Trabalhadoras domésticas são resgatadas de trabalho escravo no RN, PB e RS
Quatro trabalhadoras domésticas, duas no Rio Grande do Norte, uma na Paraíba e outra no Rio Grande do Sul, foram resgatadas este ano em situação análoga à escravidão
Publicado: 07 Fevereiro, 2022 - 08h30 | Última modificação: 07 Fevereiro, 2022 - 08h47
Escrito por: Redação CUT/Rosely Rocha | Editado por: Marize Muniz
De 2017 a 2021, 38 trabalhadoras domésticas foram resgatadas de trabalhos escravos no Brasil. O caso que chamou mais atenção, descoberto no ano passado, foi o de Madalena Gordiano, uma mulher negra, escravizada desde os 8 anos de idade, em Patos de Minas, em Minas Gerais, por quase 40 anos.
Amaioria das vítimas é formada, especialmente por pobres, mulheres vem situação de vulnerabilidade social e pretas, como Madalena. Este ano, em pouco mais de um mês, foram resgatadas do trabalho escravo doméstico mulheres como ela na Paraíba (PB), Rio Grande do Norte (RN) e Rio Grande do Sul (RS).

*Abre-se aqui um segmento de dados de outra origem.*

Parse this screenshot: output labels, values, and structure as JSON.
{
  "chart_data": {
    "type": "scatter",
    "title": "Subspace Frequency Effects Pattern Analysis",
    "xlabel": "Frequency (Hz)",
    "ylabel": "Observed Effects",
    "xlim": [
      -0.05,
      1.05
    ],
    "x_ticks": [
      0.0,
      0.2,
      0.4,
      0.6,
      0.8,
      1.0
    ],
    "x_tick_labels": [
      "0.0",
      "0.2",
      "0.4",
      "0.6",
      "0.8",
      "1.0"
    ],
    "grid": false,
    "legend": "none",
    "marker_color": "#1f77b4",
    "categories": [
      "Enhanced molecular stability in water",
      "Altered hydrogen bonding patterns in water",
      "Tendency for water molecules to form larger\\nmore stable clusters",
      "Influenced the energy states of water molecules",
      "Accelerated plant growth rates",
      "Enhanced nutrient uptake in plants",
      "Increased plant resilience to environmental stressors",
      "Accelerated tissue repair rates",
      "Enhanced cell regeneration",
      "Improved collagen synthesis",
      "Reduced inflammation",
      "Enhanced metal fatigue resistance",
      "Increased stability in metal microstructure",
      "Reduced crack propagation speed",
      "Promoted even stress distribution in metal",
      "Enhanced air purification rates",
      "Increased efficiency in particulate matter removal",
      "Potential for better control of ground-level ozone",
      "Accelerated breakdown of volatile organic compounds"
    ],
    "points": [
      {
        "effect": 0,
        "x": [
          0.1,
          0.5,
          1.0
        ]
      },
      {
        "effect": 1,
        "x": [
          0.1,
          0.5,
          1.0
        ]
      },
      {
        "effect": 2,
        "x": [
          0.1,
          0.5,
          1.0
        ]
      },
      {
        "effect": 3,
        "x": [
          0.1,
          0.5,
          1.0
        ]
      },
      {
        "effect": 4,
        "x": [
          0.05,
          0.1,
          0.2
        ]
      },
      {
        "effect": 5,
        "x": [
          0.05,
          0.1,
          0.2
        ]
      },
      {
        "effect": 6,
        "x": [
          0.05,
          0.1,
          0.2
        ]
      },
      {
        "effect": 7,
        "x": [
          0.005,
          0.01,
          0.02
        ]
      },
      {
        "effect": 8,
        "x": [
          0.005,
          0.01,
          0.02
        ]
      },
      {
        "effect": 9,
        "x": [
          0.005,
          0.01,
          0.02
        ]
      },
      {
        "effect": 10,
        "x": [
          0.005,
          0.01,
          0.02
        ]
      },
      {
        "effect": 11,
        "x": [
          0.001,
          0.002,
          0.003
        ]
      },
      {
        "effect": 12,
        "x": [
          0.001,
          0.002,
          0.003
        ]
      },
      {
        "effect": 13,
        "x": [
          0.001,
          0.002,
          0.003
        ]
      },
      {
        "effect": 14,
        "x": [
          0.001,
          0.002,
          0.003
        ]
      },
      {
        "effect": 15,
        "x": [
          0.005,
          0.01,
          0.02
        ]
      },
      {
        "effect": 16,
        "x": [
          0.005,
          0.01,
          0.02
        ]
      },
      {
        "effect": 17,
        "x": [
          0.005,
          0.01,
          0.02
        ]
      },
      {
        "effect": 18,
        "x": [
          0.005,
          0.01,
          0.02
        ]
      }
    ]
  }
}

Nas cidades de Mossoró (RN) e na capital do estado, Natal, os resgates foram realizados no dia 26 de janeiro.
O resgate em Mossoró ocorreu após a constatação de trabalhos forçados, condições degradantes, jornadas exaustivas e restrição de liberdade. De acordo com o relatório da ação, a vítima foi morar e trabalhar na residência da família há 32 anos, quando tinha apenas 16 anos de idade, o que está em desacordo com a legislação brasileira, que proíbe o trabalho infantil doméstico, listado como uma das piores formas de trabalho infantil pelo Decreto nº 6.481/2008.
A equipe de fiscalização constatou que ela não tinha vínculo de emprego na carteira de trabalho, nunca recebeu salários, não gozou de férias, trabalhava regularmente aos finais de semana e não teve o FGTS recolhido.

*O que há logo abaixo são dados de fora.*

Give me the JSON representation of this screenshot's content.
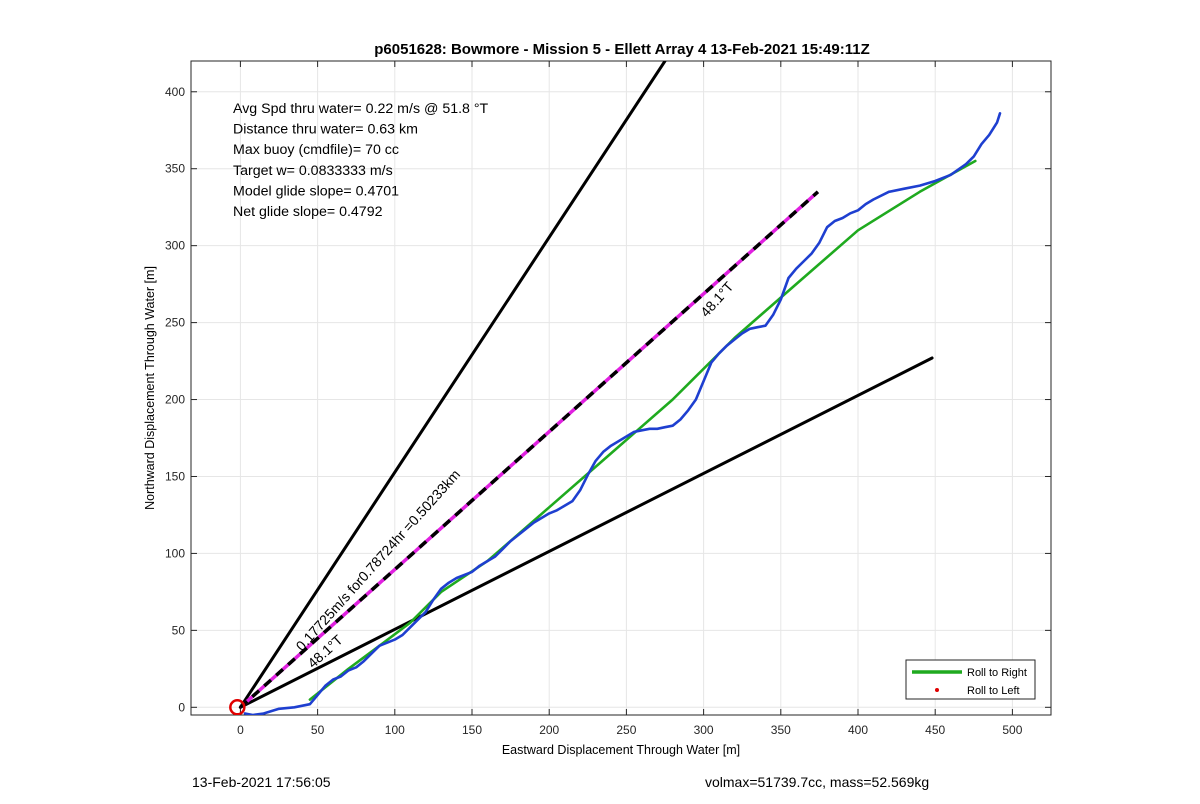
{
  "chart_data": {
    "type": "line",
    "title": "p6051628: Bowmore - Mission 5 - Ellett Array 4 13-Feb-2021 15:49:11Z",
    "xlabel": "Eastward Displacement Through Water [m]",
    "ylabel": "Northward Displacement Through Water [m]",
    "xlim": [
      -32,
      525
    ],
    "ylim": [
      -5,
      420
    ],
    "xticks": [
      0,
      50,
      100,
      150,
      200,
      250,
      300,
      350,
      400,
      450,
      500
    ],
    "yticks": [
      0,
      50,
      100,
      150,
      200,
      250,
      300,
      350,
      400
    ],
    "grid": true,
    "info_text": [
      "Avg Spd thru water=  0.22 m/s @  51.8 °T",
      "Distance thru water=  0.63 km",
      "Max buoy (cmdfile)= 70 cc",
      "Target w= 0.0833333 m/s",
      "Model glide slope= 0.4701",
      "Net glide slope= 0.4792"
    ],
    "annotations": [
      {
        "text": "0.17725m/s for0.78724hr =0.50233km",
        "x": 40,
        "y": 36,
        "angle_deg": 48.1
      },
      {
        "text": "48.1°T",
        "x": 47,
        "y": 25,
        "angle_deg": 41.9
      },
      {
        "text": "48.1°T",
        "x": 302,
        "y": 253,
        "angle_deg": 48.1
      }
    ],
    "legend": {
      "position": "bottom-right",
      "entries": [
        {
          "label": "Roll to Right",
          "color": "#1faa1f",
          "style": "line"
        },
        {
          "label": "Roll to Left",
          "color": "#e00000",
          "style": "dot"
        }
      ]
    },
    "series": [
      {
        "role": "bound-upper",
        "color": "#000000",
        "dashed": false,
        "x": [
          0,
          275
        ],
        "y": [
          0,
          420
        ]
      },
      {
        "role": "bound-lower",
        "color": "#000000",
        "dashed": false,
        "x": [
          0,
          448
        ],
        "y": [
          0,
          227
        ]
      },
      {
        "role": "heading",
        "color": "#e020e0",
        "dash_color": "#000000",
        "dashed": true,
        "x": [
          0,
          374
        ],
        "y": [
          0,
          335
        ]
      },
      {
        "role": "roll-right",
        "color": "#1faa1f",
        "dashed": false,
        "x": [
          45,
          70,
          90,
          110,
          130,
          160,
          200,
          240,
          280,
          320,
          360,
          400,
          440,
          476
        ],
        "y": [
          5,
          25,
          40,
          55,
          75,
          95,
          130,
          165,
          200,
          240,
          275,
          310,
          335,
          355
        ]
      },
      {
        "role": "track",
        "color": "#1e3fd0",
        "dashed": false,
        "x": [
          3,
          8,
          15,
          25,
          35,
          45,
          50,
          55,
          60,
          65,
          70,
          75,
          80,
          85,
          90,
          95,
          100,
          105,
          110,
          115,
          120,
          125,
          130,
          135,
          140,
          145,
          150,
          155,
          160,
          165,
          170,
          175,
          180,
          185,
          190,
          195,
          200,
          205,
          210,
          215,
          220,
          225,
          230,
          235,
          240,
          245,
          250,
          255,
          260,
          265,
          270,
          275,
          280,
          285,
          290,
          295,
          300,
          305,
          310,
          315,
          320,
          325,
          330,
          335,
          340,
          345,
          350,
          355,
          360,
          365,
          370,
          375,
          380,
          385,
          390,
          395,
          400,
          405,
          410,
          420,
          430,
          440,
          450,
          460,
          470,
          475,
          480,
          485,
          490,
          492
        ],
        "y": [
          -4,
          -5,
          -4,
          -1,
          0,
          2,
          8,
          14,
          18,
          20,
          24,
          26,
          30,
          35,
          40,
          42,
          44,
          47,
          52,
          57,
          62,
          70,
          77,
          81,
          84,
          86,
          88,
          92,
          95,
          98,
          103,
          108,
          112,
          116,
          120,
          123,
          126,
          128,
          131,
          134,
          141,
          151,
          160,
          166,
          170,
          173,
          176,
          179,
          180,
          181,
          181,
          182,
          183,
          187,
          193,
          200,
          212,
          224,
          230,
          235,
          239,
          243,
          246,
          247,
          248,
          255,
          265,
          279,
          285,
          290,
          295,
          302,
          312,
          316,
          318,
          321,
          323,
          327,
          330,
          335,
          337,
          339,
          342,
          346,
          353,
          358,
          366,
          372,
          380,
          386
        ]
      },
      {
        "role": "start-marker",
        "color": "#e00000",
        "dashed": false,
        "x": [
          -2
        ],
        "y": [
          0
        ]
      }
    ]
  },
  "footer": {
    "left": "13-Feb-2021 17:56:05",
    "right": "volmax=51739.7cc, mass=52.569kg"
  }
}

“No caso de Mossoró, além de maus tratos houve ainda o assédio sexual [a suspeita de violência pesa contra o pastor da Assembleia de Deus, Geraldo Braga da Cunha], o que torna as condições ainda mais indignas. Psicologicamente eram situações muito degradantes", afirmou a procuradora Cecília Amália Santos, do Ministério Público do Trabalho (MPT), que participou da operação no Rio Grande do Norte.
No resgate realizado em Natal, a equipe constatou que a empregada doméstica trabalhava havia cinco anos na residência, de segunda-feira a domingo, ficando à disposição da empregadora 24 horas por dia e descansando apenas a cada 15 dias. Ela nunca teve férias e trabalhava normalmente nos feriados. A trabalhadora dormia no quarto da empregadora, num colchão no chão. Também estava sem registro em carteira de trabalho, recebendo um salário de R$ 500 por mês (o salário mínimo no país é de R$ 1.212). Todos os seus pertences ficavam dentro de uma mochila.

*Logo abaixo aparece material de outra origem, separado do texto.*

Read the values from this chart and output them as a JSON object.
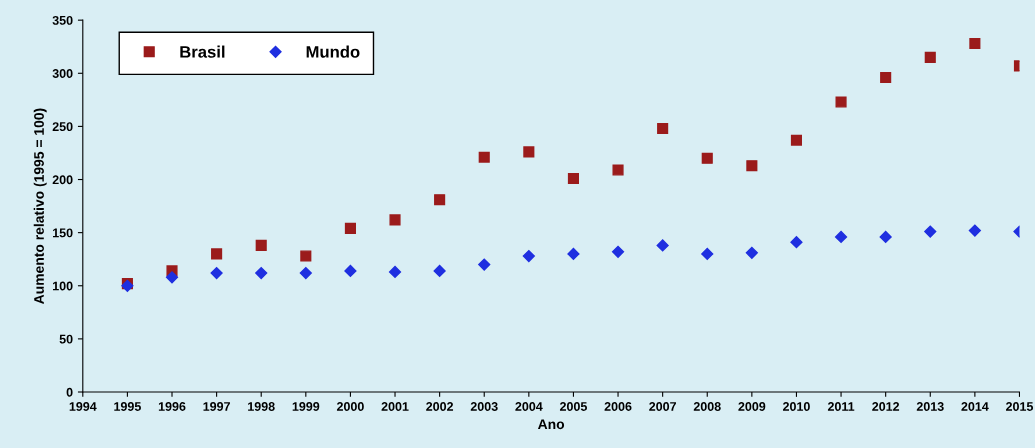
{
  "chart_data": {
    "type": "scatter",
    "xlabel": "Ano",
    "ylabel": "Aumento relativo (1995 = 100)",
    "x": [
      1995,
      1996,
      1997,
      1998,
      1999,
      2000,
      2001,
      2002,
      2003,
      2004,
      2005,
      2006,
      2007,
      2008,
      2009,
      2010,
      2011,
      2012,
      2013,
      2014,
      2015
    ],
    "series": [
      {
        "name": "Brasil",
        "color": "#9b1b1b",
        "marker": "square",
        "values": [
          102,
          114,
          130,
          138,
          128,
          154,
          162,
          181,
          221,
          226,
          201,
          209,
          248,
          220,
          213,
          237,
          273,
          296,
          315,
          328,
          307
        ]
      },
      {
        "name": "Mundo",
        "color": "#1f2fe0",
        "marker": "diamond",
        "values": [
          100,
          108,
          112,
          112,
          112,
          114,
          113,
          114,
          120,
          128,
          130,
          132,
          138,
          130,
          131,
          141,
          146,
          146,
          151,
          152,
          151
        ]
      }
    ],
    "xlim": [
      1994,
      2015
    ],
    "xticks": [
      1994,
      1995,
      1996,
      1997,
      1998,
      1999,
      2000,
      2001,
      2002,
      2003,
      2004,
      2005,
      2006,
      2007,
      2008,
      2009,
      2010,
      2011,
      2012,
      2013,
      2014,
      2015
    ],
    "ylim": [
      0,
      350
    ],
    "yticks": [
      0,
      50,
      100,
      150,
      200,
      250,
      300,
      350
    ],
    "grid": false,
    "legend": "top left"
  }
}
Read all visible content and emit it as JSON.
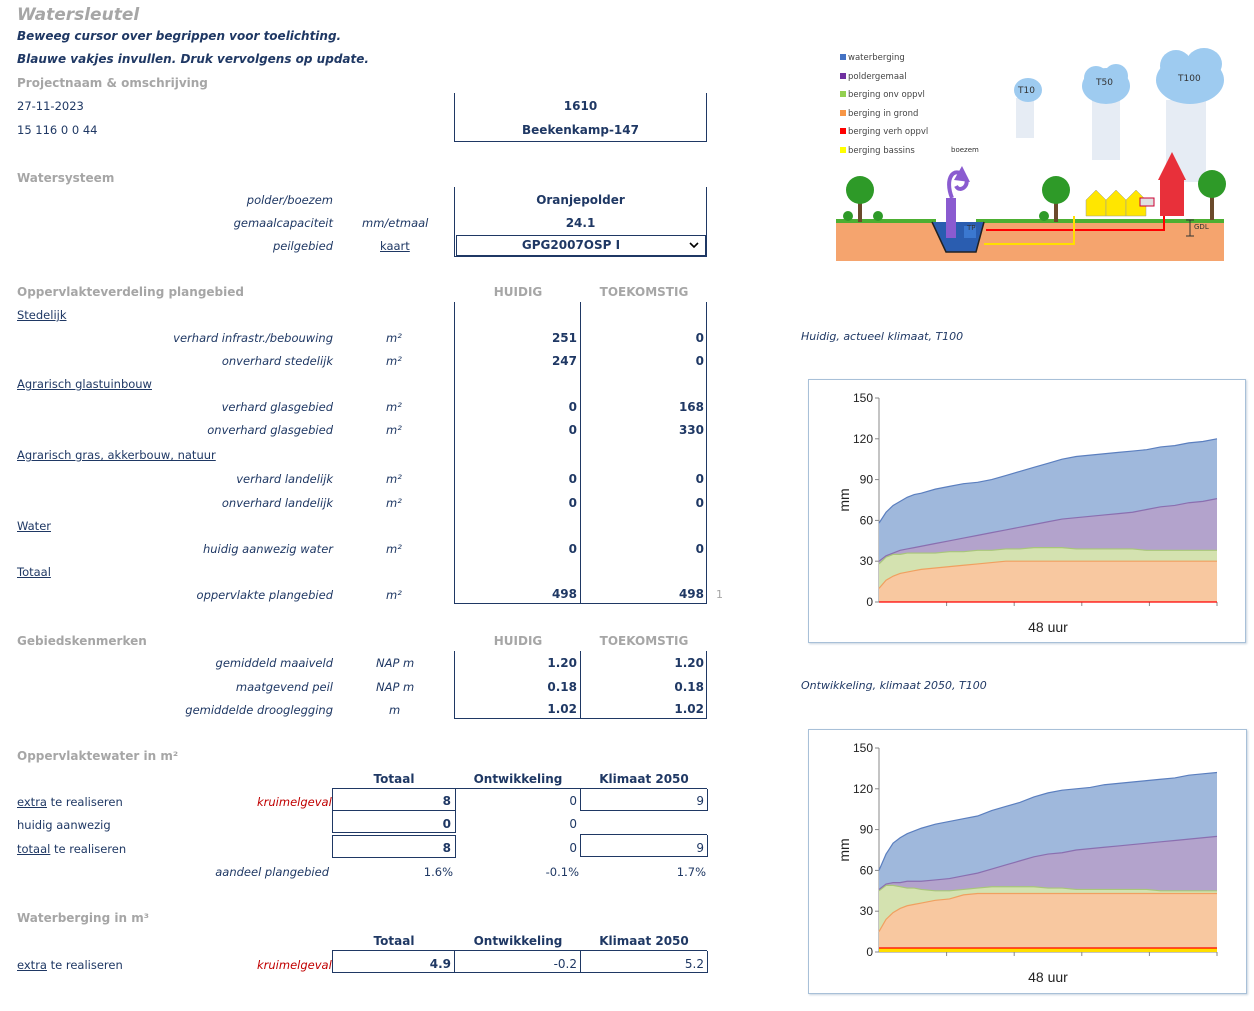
{
  "header": {
    "title": "Watersleutel",
    "instruction1": "Beweeg cursor over begrippen voor toelichting.",
    "instruction2": "Blauwe vakjes invullen. Druk vervolgens op update."
  },
  "project": {
    "section": "Projectnaam & omschrijving",
    "date": "27-11-2023",
    "code": "15 116 0 0 44",
    "number": "1610",
    "name": "Beekenkamp-147"
  },
  "watersysteem": {
    "section": "Watersysteem",
    "polder_label": "polder/boezem",
    "polder_value": "Oranjepolder",
    "capacity_label": "gemaalcapaciteit",
    "capacity_unit": "mm/etmaal",
    "capacity_value": "24.1",
    "peil_label": "peilgebied",
    "peil_link": "kaart",
    "peil_value": "GPG2007OSP I"
  },
  "oppervlakte": {
    "section": "Oppervlakteverdeling plangebied",
    "col_huidig": "HUIDIG",
    "col_toekomstig": "TOEKOMSTIG",
    "stedelijk": "Stedelijk",
    "row1_label": "verhard infrastr./bebouwing",
    "row1_unit": "m²",
    "row1_h": "251",
    "row1_t": "0",
    "row2_label": "onverhard stedelijk",
    "row2_unit": "m²",
    "row2_h": "247",
    "row2_t": "0",
    "glas": "Agrarisch glastuinbouw",
    "row3_label": "verhard glasgebied",
    "row3_unit": "m²",
    "row3_h": "0",
    "row3_t": "168",
    "row4_label": "onverhard glasgebied",
    "row4_unit": "m²",
    "row4_h": "0",
    "row4_t": "330",
    "agrarisch": "Agrarisch gras, akkerbouw, natuur",
    "row5_label": "verhard landelijk",
    "row5_unit": "m²",
    "row5_h": "0",
    "row5_t": "0",
    "row6_label": "onverhard landelijk",
    "row6_unit": "m²",
    "row6_h": "0",
    "row6_t": "0",
    "water": "Water",
    "row7_label": "huidig aanwezig water",
    "row7_unit": "m²",
    "row7_h": "0",
    "row7_t": "0",
    "totaal": "Totaal",
    "row8_label": "oppervlakte plangebied",
    "row8_unit": "m²",
    "row8_h": "498",
    "row8_t": "498",
    "row8_flag": "1"
  },
  "kenmerken": {
    "section": "Gebiedskenmerken",
    "col_huidig": "HUIDIG",
    "col_toekomstig": "TOEKOMSTIG",
    "row1_label": "gemiddeld maaiveld",
    "row1_unit": "NAP m",
    "row1_h": "1.20",
    "row1_t": "1.20",
    "row2_label": "maatgevend peil",
    "row2_unit": "NAP m",
    "row2_h": "0.18",
    "row2_t": "0.18",
    "row3_label": "gemiddelde drooglegging",
    "row3_unit": "m",
    "row3_h": "1.02",
    "row3_t": "1.02"
  },
  "opp_water": {
    "section": "Oppervlaktewater in m²",
    "col1": "Totaal",
    "col2": "Ontwikkeling",
    "col3": "Klimaat 2050",
    "r1_link": "extra",
    "r1_rest": " te realiseren",
    "r1_note": "kruimelgeval",
    "r1_v1": "8",
    "r1_v2": "0",
    "r1_v3": "9",
    "r2_label": "huidig aanwezig",
    "r2_v1": "0",
    "r2_v2": "0",
    "r3_link": "totaal",
    "r3_rest": " te realiseren",
    "r3_v1": "8",
    "r3_v2": "0",
    "r3_v3": "9",
    "r4_label": "aandeel plangebied",
    "r4_v1": "1.6%",
    "r4_v2": "-0.1%",
    "r4_v3": "1.7%"
  },
  "waterberging": {
    "section": "Waterberging in m³",
    "col1": "Totaal",
    "col2": "Ontwikkeling",
    "col3": "Klimaat 2050",
    "r1_link": "extra",
    "r1_rest": " te realiseren",
    "r1_note": "kruimelgeval",
    "r1_v1": "4.9",
    "r1_v2": "-0.2",
    "r1_v3": "5.2"
  },
  "illustration": {
    "legend": [
      "waterberging",
      "poldergemaal",
      "berging onv oppvl",
      "berging in grond",
      "berging verh oppvl",
      "berging bassins"
    ],
    "legend_colors": [
      "#4472c4",
      "#7030a0",
      "#92d050",
      "#f79646",
      "#ff0000",
      "#ffff00"
    ],
    "clouds": [
      "T10",
      "T50",
      "T100"
    ],
    "boezem": "boezem",
    "tp": "TP",
    "gdl": "GDL"
  },
  "chart_data": [
    {
      "type": "area",
      "caption": "Huidig, actueel klimaat, T100",
      "xlabel": "48 uur",
      "ylabel": "mm",
      "ylim": [
        0,
        150
      ],
      "yticks": [
        0,
        30,
        60,
        90,
        120,
        150
      ],
      "x": [
        0,
        1,
        2,
        3,
        4,
        5,
        6,
        8,
        10,
        12,
        14,
        16,
        18,
        20,
        22,
        24,
        26,
        28,
        30,
        32,
        34,
        36,
        38,
        40,
        42,
        44,
        46,
        48
      ],
      "series": [
        {
          "name": "berging verh oppvl",
          "color": "#ff0000",
          "cumulative": [
            0,
            0,
            0,
            0,
            0,
            0,
            0,
            0,
            0,
            0,
            0,
            0,
            0,
            0,
            0,
            0,
            0,
            0,
            0,
            0,
            0,
            0,
            0,
            0,
            0,
            0,
            0,
            0
          ]
        },
        {
          "name": "berging in grond",
          "color": "#f8c8a0",
          "cumulative": [
            10,
            16,
            19,
            21,
            22,
            23,
            24,
            25,
            26,
            27,
            28,
            29,
            30,
            30,
            30,
            30,
            30,
            30,
            30,
            30,
            30,
            30,
            30,
            30,
            30,
            30,
            30,
            30
          ]
        },
        {
          "name": "berging onv oppvl",
          "color": "#d4e2b0",
          "cumulative": [
            28,
            33,
            35,
            35,
            36,
            36,
            36,
            36,
            37,
            37,
            38,
            38,
            39,
            39,
            40,
            40,
            40,
            39,
            39,
            39,
            39,
            39,
            38,
            38,
            38,
            38,
            38,
            38
          ]
        },
        {
          "name": "poldergemaal",
          "color": "#b3a3cc",
          "cumulative": [
            30,
            34,
            36,
            38,
            39,
            40,
            41,
            43,
            45,
            47,
            49,
            51,
            53,
            55,
            57,
            59,
            61,
            62,
            63,
            64,
            65,
            66,
            68,
            70,
            71,
            73,
            74,
            76
          ]
        },
        {
          "name": "waterberging",
          "color": "#9fb8dc",
          "cumulative": [
            58,
            66,
            71,
            74,
            77,
            79,
            80,
            83,
            85,
            87,
            88,
            90,
            93,
            96,
            99,
            102,
            105,
            107,
            108,
            109,
            110,
            111,
            112,
            114,
            115,
            117,
            118,
            120
          ]
        }
      ]
    },
    {
      "type": "area",
      "caption": "Ontwikkeling, klimaat 2050, T100",
      "xlabel": "48 uur",
      "ylabel": "mm",
      "ylim": [
        0,
        150
      ],
      "yticks": [
        0,
        30,
        60,
        90,
        120,
        150
      ],
      "x": [
        0,
        1,
        2,
        3,
        4,
        5,
        6,
        8,
        10,
        12,
        14,
        16,
        18,
        20,
        22,
        24,
        26,
        28,
        30,
        32,
        34,
        36,
        38,
        40,
        42,
        44,
        46,
        48
      ],
      "series": [
        {
          "name": "berging bassins",
          "color": "#ffdf00",
          "cumulative": [
            2,
            2,
            2,
            2,
            2,
            2,
            2,
            2,
            2,
            2,
            2,
            2,
            2,
            2,
            2,
            2,
            2,
            2,
            2,
            2,
            2,
            2,
            2,
            2,
            2,
            2,
            2,
            2
          ]
        },
        {
          "name": "berging verh oppvl",
          "color": "#ff0000",
          "cumulative": [
            3,
            3,
            3,
            3,
            3,
            3,
            3,
            3,
            3,
            3,
            3,
            3,
            3,
            3,
            3,
            3,
            3,
            3,
            3,
            3,
            3,
            3,
            3,
            3,
            3,
            3,
            3,
            3
          ]
        },
        {
          "name": "berging in grond",
          "color": "#f8c8a0",
          "cumulative": [
            15,
            24,
            29,
            32,
            34,
            35,
            36,
            38,
            39,
            42,
            43,
            43,
            43,
            43,
            43,
            43,
            43,
            43,
            43,
            43,
            43,
            43,
            43,
            43,
            43,
            43,
            43,
            43
          ]
        },
        {
          "name": "berging onv oppvl",
          "color": "#d4e2b0",
          "cumulative": [
            45,
            49,
            49,
            48,
            47,
            47,
            46,
            45,
            45,
            46,
            47,
            48,
            48,
            48,
            48,
            47,
            47,
            46,
            46,
            46,
            46,
            46,
            46,
            45,
            45,
            45,
            45,
            45
          ]
        },
        {
          "name": "poldergemaal",
          "color": "#b3a3cc",
          "cumulative": [
            46,
            50,
            51,
            51,
            52,
            52,
            52,
            53,
            54,
            56,
            58,
            61,
            64,
            67,
            70,
            72,
            73,
            75,
            76,
            77,
            78,
            79,
            80,
            81,
            82,
            83,
            84,
            85
          ]
        },
        {
          "name": "waterberging",
          "color": "#9fb8dc",
          "cumulative": [
            60,
            72,
            80,
            84,
            87,
            89,
            91,
            94,
            96,
            98,
            100,
            104,
            107,
            110,
            114,
            117,
            119,
            120,
            121,
            123,
            124,
            125,
            126,
            127,
            128,
            130,
            131,
            132
          ]
        }
      ]
    }
  ]
}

Sobre o caso em Natal, a procurada explicou que “além da exploração irregular do trabalho, a trabalhadora sofria maus tratos, ameaças, abusos e excesso de poder disciplinar”.
Resgastes na PB e RS
Os resgates em Campina Grande (PB) e Campo Bom (RS), foram feitos na última quinta-feira (3). Na Paraíba, a vítima, de 57 anos, além de trabalhar durante 40 anos, das sete da manhã até às onze da noite, era responsável por aproximadamente cem cães adotados pela família, distribuídos entre um canil e os cômodos da residência impregnados com cheiro de vômito, fezes e urina. Ela recebeu a promessa de que seria adotada pela família, o que nunca ocorreu.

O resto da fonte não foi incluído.